The search for a decent run route anywhere near my home continues. As a reminder here is the map shot fromGarmin Connect of the route:
This run (red route) was along a beach that is south of the beach road where I start 99.9% of my run routes (green arrow and circle).
Here are a few pics I snapped along the way (click on any picture for a larger version . . . I think. I’m still learning how this blog platform works . . .).
The beaches in Pattaya are completely overrun with powerboats and jet skis. Some of the power boats take passengers to the offshore islands but a lot of them tow these inflatable tubes behind them and make sharp turns to dump their riders. They are wildly popular.
Usually there are 6-8 people per banana thingy.
Mobile food vendors are everywhere in Pattaya but especially along the beach front roads. This set up – a charcoal grill sidecar bolted onto a two-stroke scooter is the most common. It’s the New-York-City-hot-dog-cart of Thailand. This guy was selling balls of meat and dried cuttlefish. Both are very common and popular street food in Pattaya.
Now these guys are the high end food trucks of Thailand. I don’t know how they’d fare on The Great Food Truck Race but they prep and cook while they’re moving and sell just about the freshest seafood you can get, among other things.
This is how they get all the power boats and jet skis in and out of the water. That tractor pulls them up and then starts double and triple parking the trailered watercraft along the main beach access road until their owners are good and ready to take them away. Traffic in Thailand is a little frustrating.
These are small fishing boats. Usually one or two man operations they troll around offshore and sell most of their catch to the restaurants and mobile food carts and trucks right along the beach.

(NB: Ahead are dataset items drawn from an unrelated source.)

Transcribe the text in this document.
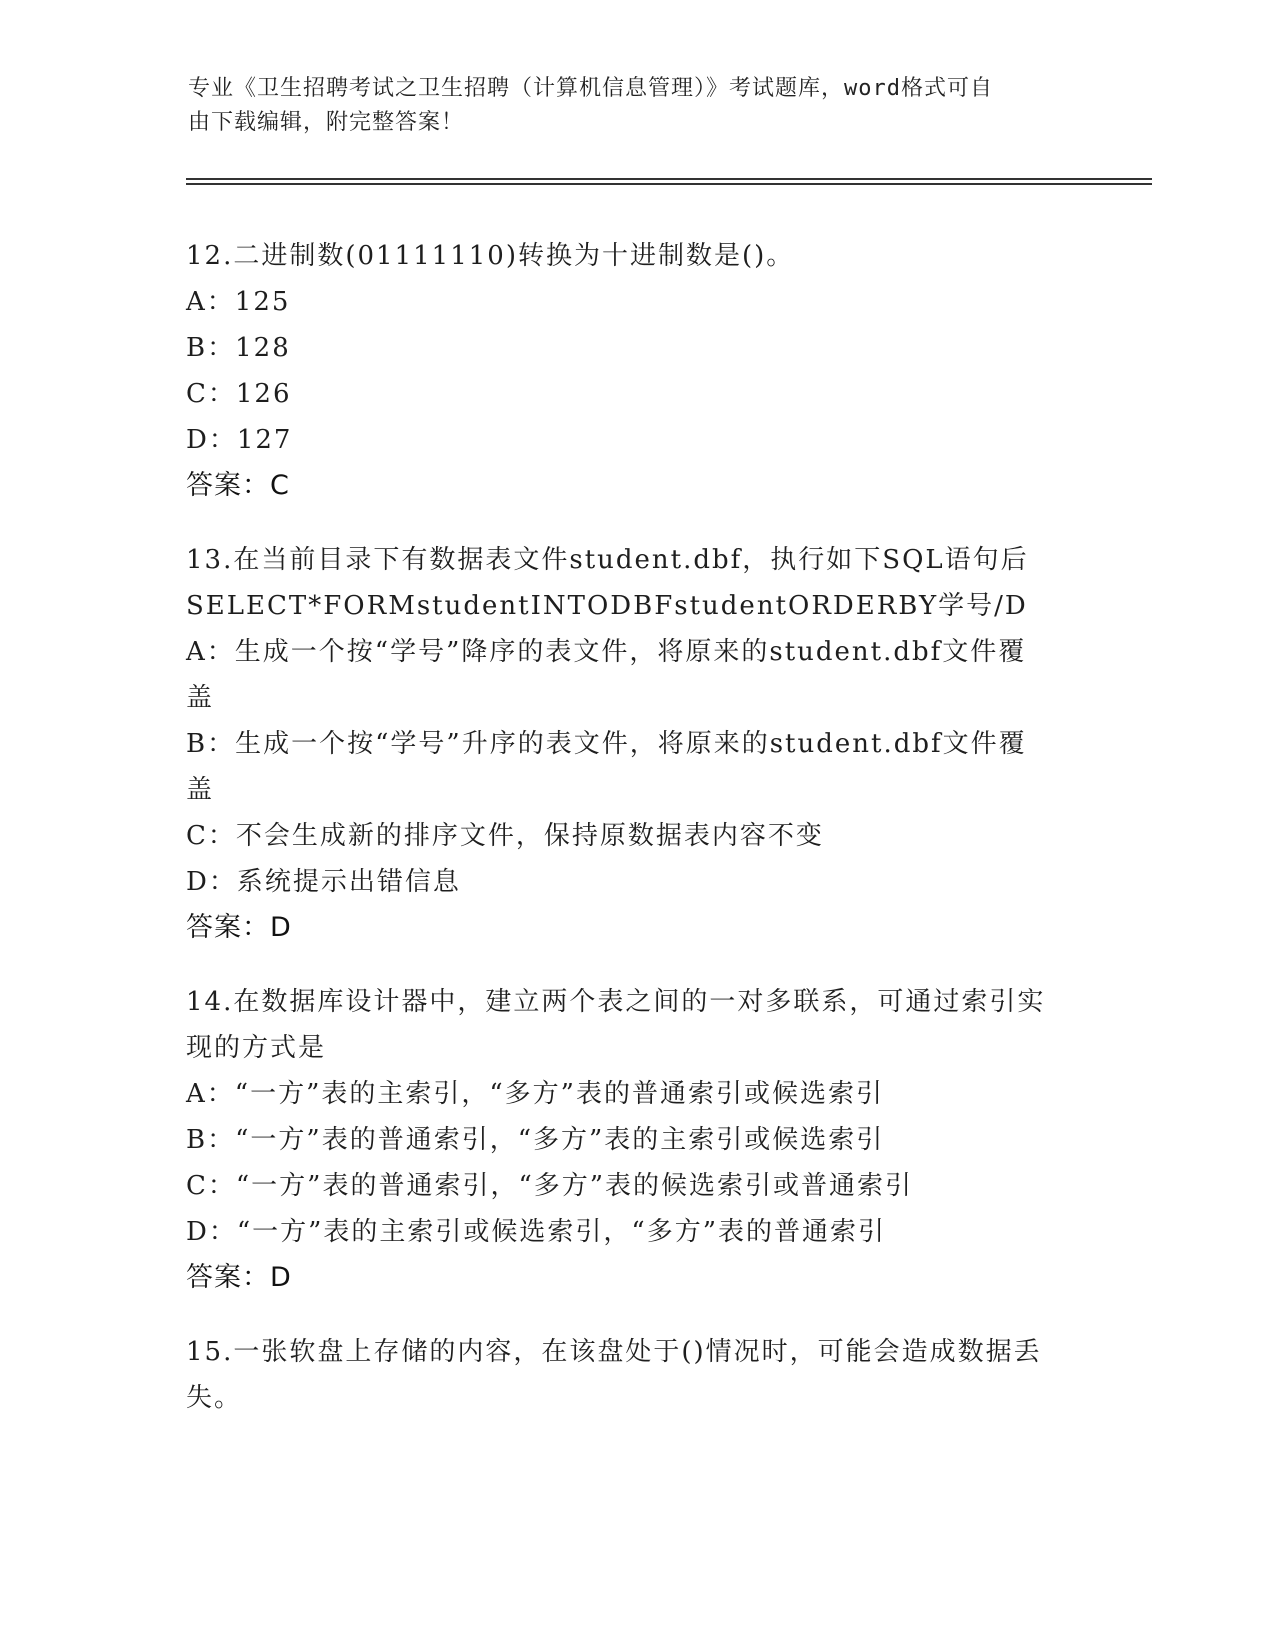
专业《卫生招聘考试之卫生招聘（计算机信息管理）》考试题库，word格式可自
由下载编辑，附完整答案！
12.二进制数(01111110)转换为十进制数是()。
A：125
B：128
C：126
D：127
答案：C
13.在当前目录下有数据表文件student.dbf，执行如下SQL语句后
SELECT*FORMstudentINTODBFstudentORDERBY学号/D
A：生成一个按“学号”降序的表文件，将原来的student.dbf文件覆
盖
B：生成一个按“学号”升序的表文件，将原来的student.dbf文件覆
盖
C：不会生成新的排序文件，保持原数据表内容不变
D：系统提示出错信息
答案：D
14.在数据库设计器中，建立两个表之间的一对多联系，可通过索引实
现的方式是
A：“一方”表的主索引，“多方”表的普通索引或候选索引
B：“一方”表的普通索引，“多方”表的主索引或候选索引
C：“一方”表的普通索引，“多方”表的候选索引或普通索引
D：“一方”表的主索引或候选索引，“多方”表的普通索引
答案：D
15.一张软盘上存储的内容，在该盘处于()情况时，可能会造成数据丢
失。
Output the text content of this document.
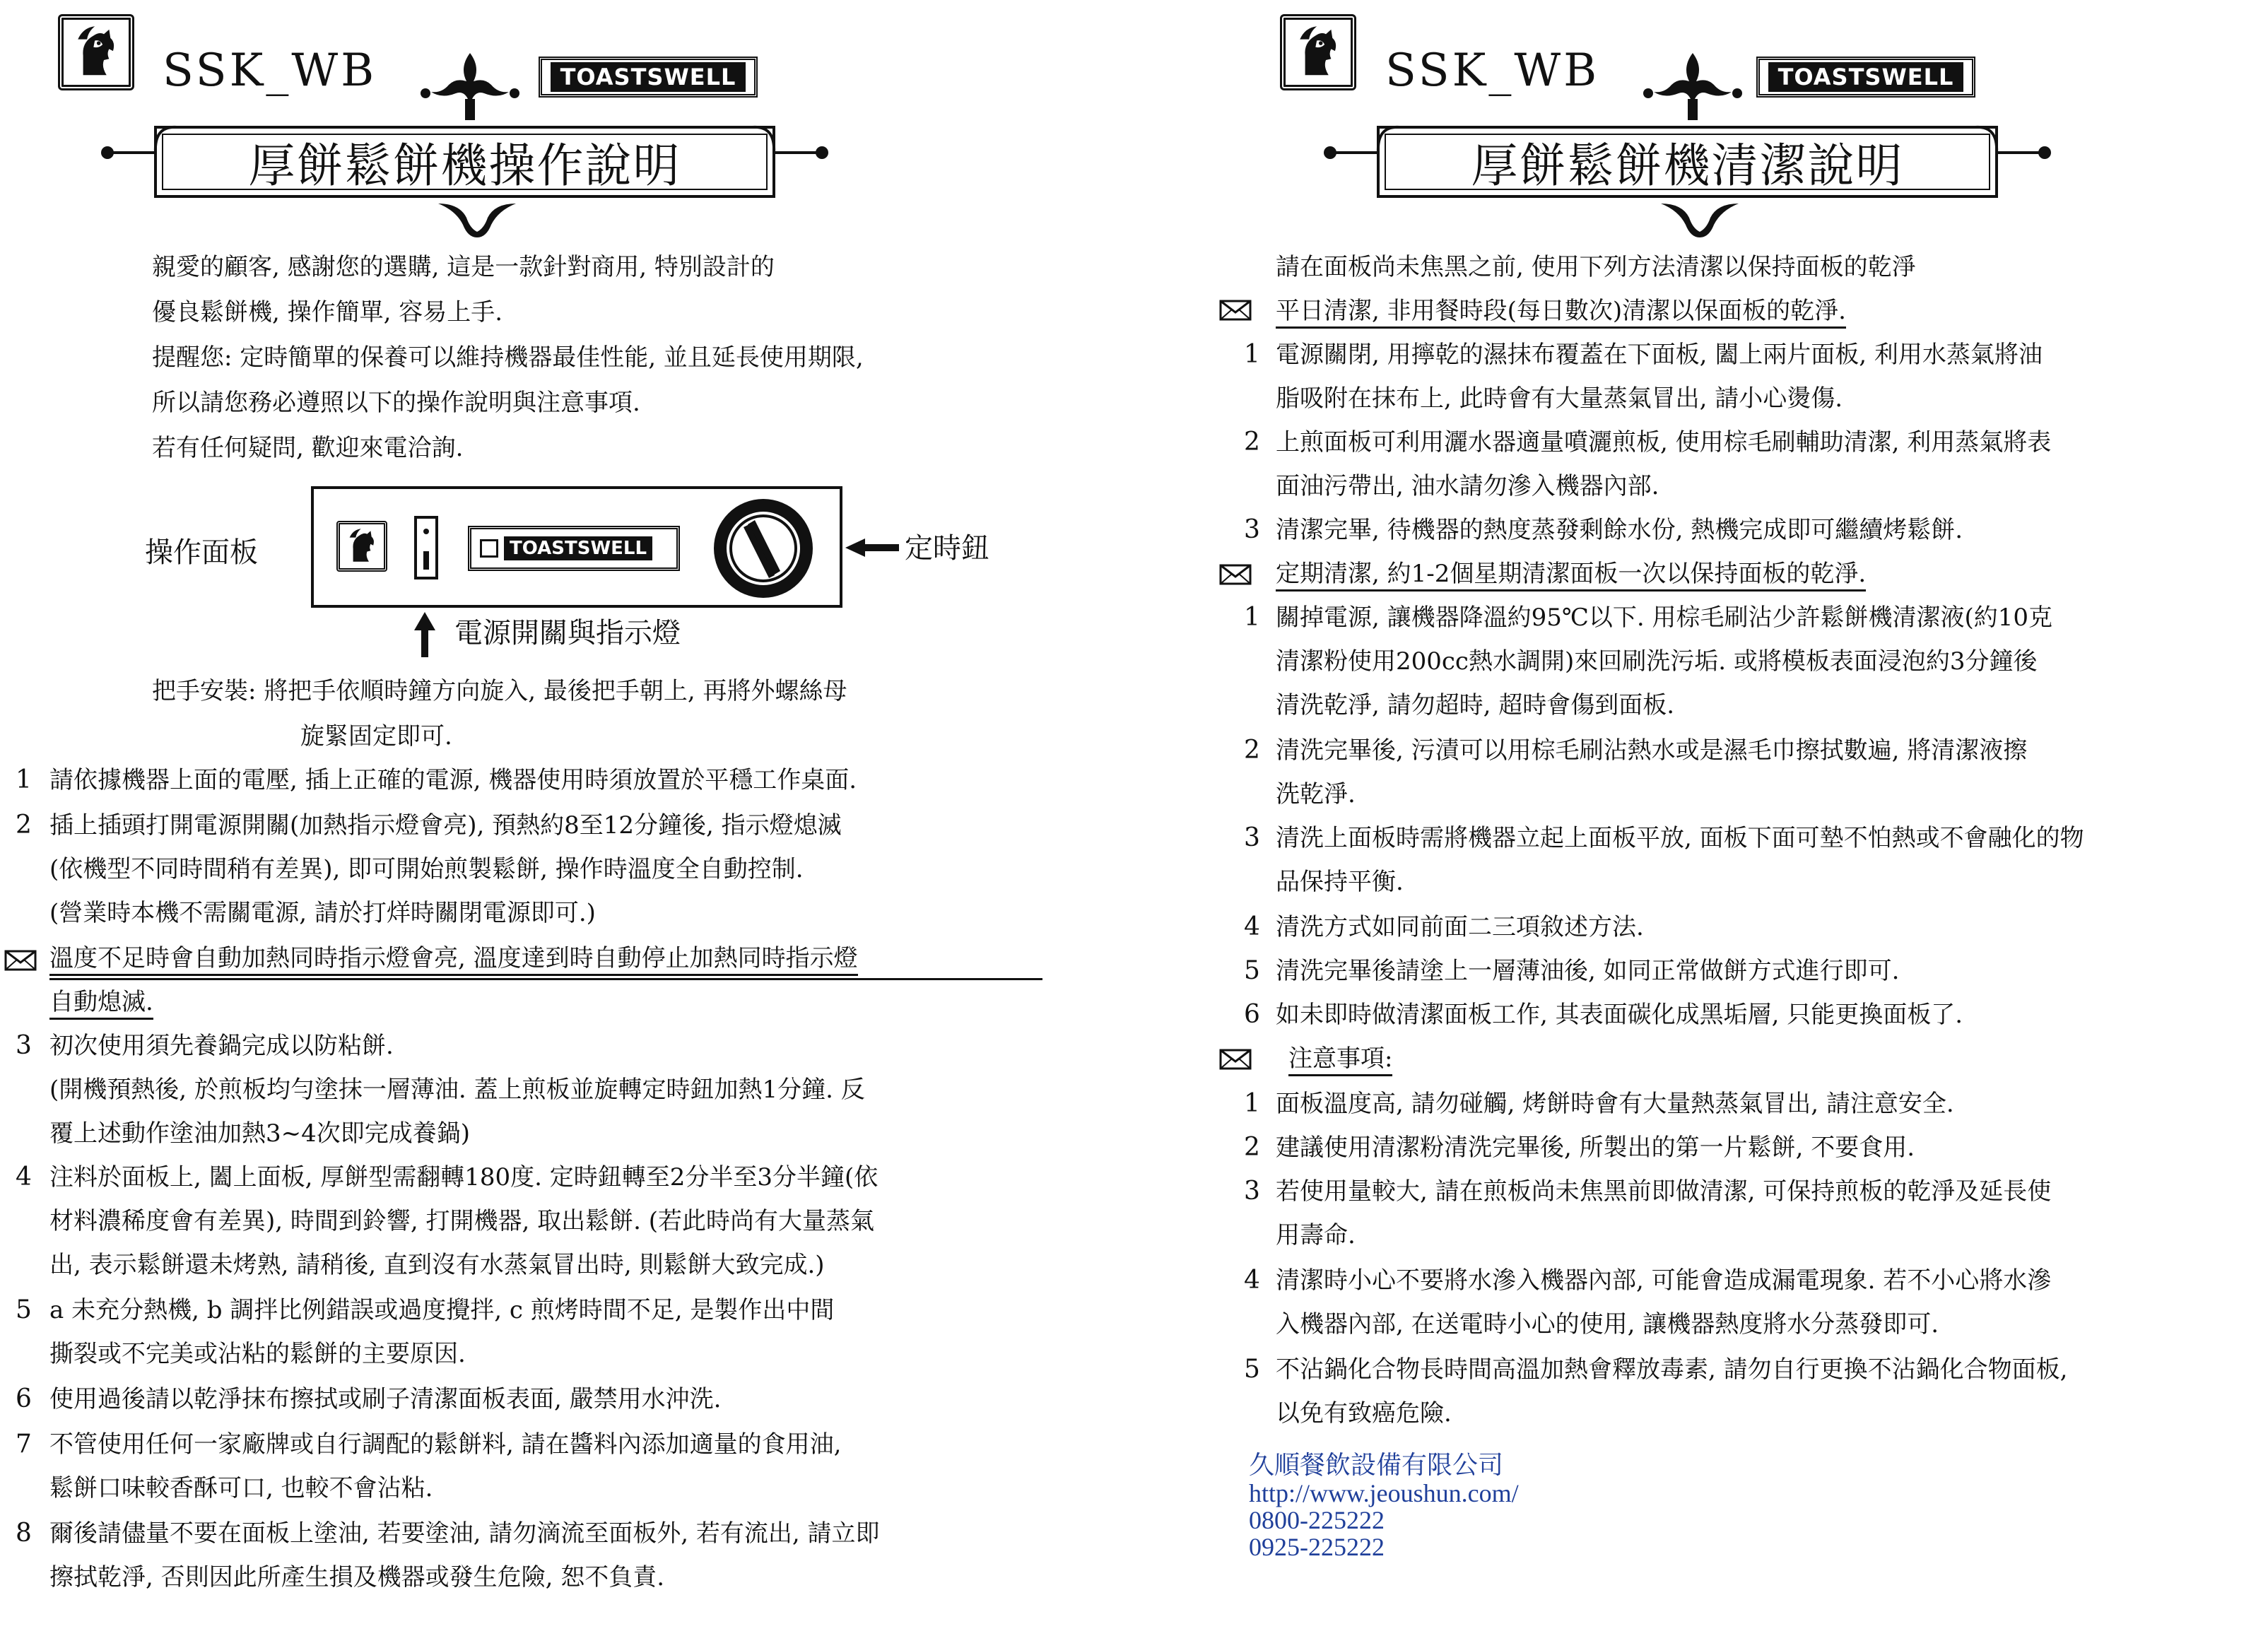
SSK_WB	TOASTSWELL
厚餅鬆餅機操作說明
親愛的顧客, 感謝您的選購, 這是一款針對商用, 特別設計的
優良鬆餅機, 操作簡單, 容易上手.
提醒您: 定時簡單的保養可以維持機器最佳性能, 並且延長使用期限,
所以請您務必遵照以下的操作說明與注意事項.
若有任何疑問, 歡迎來電洽詢.
操作面板	TOASTSWELL	定時鈕
電源開關與指示燈
把手安裝: 將把手依順時鐘方向旋入, 最後把手朝上, 再將外螺絲母
旋緊固定即可.
1 請依據機器上面的電壓, 插上正確的電源, 機器使用時須放置於平穩工作桌面.
2 插上插頭打開電源開關(加熱指示燈會亮), 預熱約8至12分鐘後, 指示燈熄滅
(依機型不同時間稍有差異), 即可開始煎製鬆餅, 操作時溫度全自動控制.
(營業時本機不需關電源, 請於打烊時關閉電源即可.)
溫度不足時會自動加熱同時指示燈會亮, 溫度達到時自動停止加熱同時指示燈
自動熄滅.
3 初次使用須先養鍋完成以防粘餅.
(開機預熱後, 於煎板均勻塗抹一層薄油. 蓋上煎板並旋轉定時鈕加熱1分鐘. 反
覆上述動作塗油加熱3~4次即完成養鍋)
4 注料於面板上, 闔上面板, 厚餅型需翻轉180度. 定時鈕轉至2分半至3分半鐘(依
材料濃稀度會有差異), 時間到鈴響, 打開機器, 取出鬆餅. (若此時尚有大量蒸氣
出, 表示鬆餅還未烤熟, 請稍後, 直到沒有水蒸氣冒出時, 則鬆餅大致完成.)
5 a 未充分熱機, b 調拌比例錯誤或過度攪拌, c 煎烤時間不足, 是製作出中間
撕裂或不完美或沾粘的鬆餅的主要原因.
6 使用過後請以乾淨抹布擦拭或刷子清潔面板表面, 嚴禁用水沖洗.
7 不管使用任何一家廠牌或自行調配的鬆餅料, 請在醬料內添加適量的食用油,
鬆餅口味較香酥可口, 也較不會沾粘.
8 爾後請儘量不要在面板上塗油, 若要塗油, 請勿滴流至面板外, 若有流出, 請立即
擦拭乾淨, 否則因此所產生損及機器或發生危險, 恕不負責.
SSK_WB	TOASTSWELL
厚餅鬆餅機清潔說明
請在面板尚未焦黑之前, 使用下列方法清潔以保持面板的乾淨
平日清潔, 非用餐時段(每日數次)清潔以保面板的乾淨.
1 電源關閉, 用擰乾的濕抹布覆蓋在下面板, 闔上兩片面板, 利用水蒸氣將油
脂吸附在抹布上, 此時會有大量蒸氣冒出, 請小心燙傷.
2 上煎面板可利用灑水器適量噴灑煎板, 使用棕毛刷輔助清潔, 利用蒸氣將表
面油污帶出, 油水請勿滲入機器內部.
3 清潔完畢, 待機器的熱度蒸發剩餘水份, 熱機完成即可繼續烤鬆餅.
定期清潔, 約1-2個星期清潔面板一次以保持面板的乾淨.
1 關掉電源, 讓機器降溫約95℃以下. 用棕毛刷沾少許鬆餅機清潔液(約10克
清潔粉使用200cc熱水調開)來回刷洗污垢. 或將模板表面浸泡約3分鐘後
清洗乾淨, 請勿超時, 超時會傷到面板.
2 清洗完畢後, 污漬可以用棕毛刷沾熱水或是濕毛巾擦拭數遍, 將清潔液擦
洗乾淨.
3 清洗上面板時需將機器立起上面板平放, 面板下面可墊不怕熱或不會融化的物
品保持平衡.
4 清洗方式如同前面二三項敘述方法.
5 清洗完畢後請塗上一層薄油後, 如同正常做餅方式進行即可.
6 如未即時做清潔面板工作, 其表面碳化成黑垢層, 只能更換面板了.
注意事項:
1 面板溫度高, 請勿碰觸, 烤餅時會有大量熱蒸氣冒出, 請注意安全.
2 建議使用清潔粉清洗完畢後, 所製出的第一片鬆餅, 不要食用.
3 若使用量較大, 請在煎板尚未焦黑前即做清潔, 可保持煎板的乾淨及延長使
用壽命.
4 清潔時小心不要將水滲入機器內部, 可能會造成漏電現象. 若不小心將水滲
入機器內部, 在送電時小心的使用, 讓機器熱度將水分蒸發即可.
5 不沾鍋化合物長時間高溫加熱會釋放毒素, 請勿自行更換不沾鍋化合物面板,
以免有致癌危險.
久順餐飲設備有限公司
http://www.jeoushun.com/
0800-225222
0925-225222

This Mad Max looking thing is how they haul the fishing boats up onto the beach. The picture doesn’t show it well but that’s a Kubota diesel engine rigged to a winching wheel that has a one inch hawser on it. The run the rope down to the water, hook it to the bow of the boat and let ‘er rip until the boat is up against the sea wall. Oh, and the whole diesel engine-winch thingamajig is built onto a Honda scooter sidecar. I should have grabbed a picture from the other side too but I was on the move.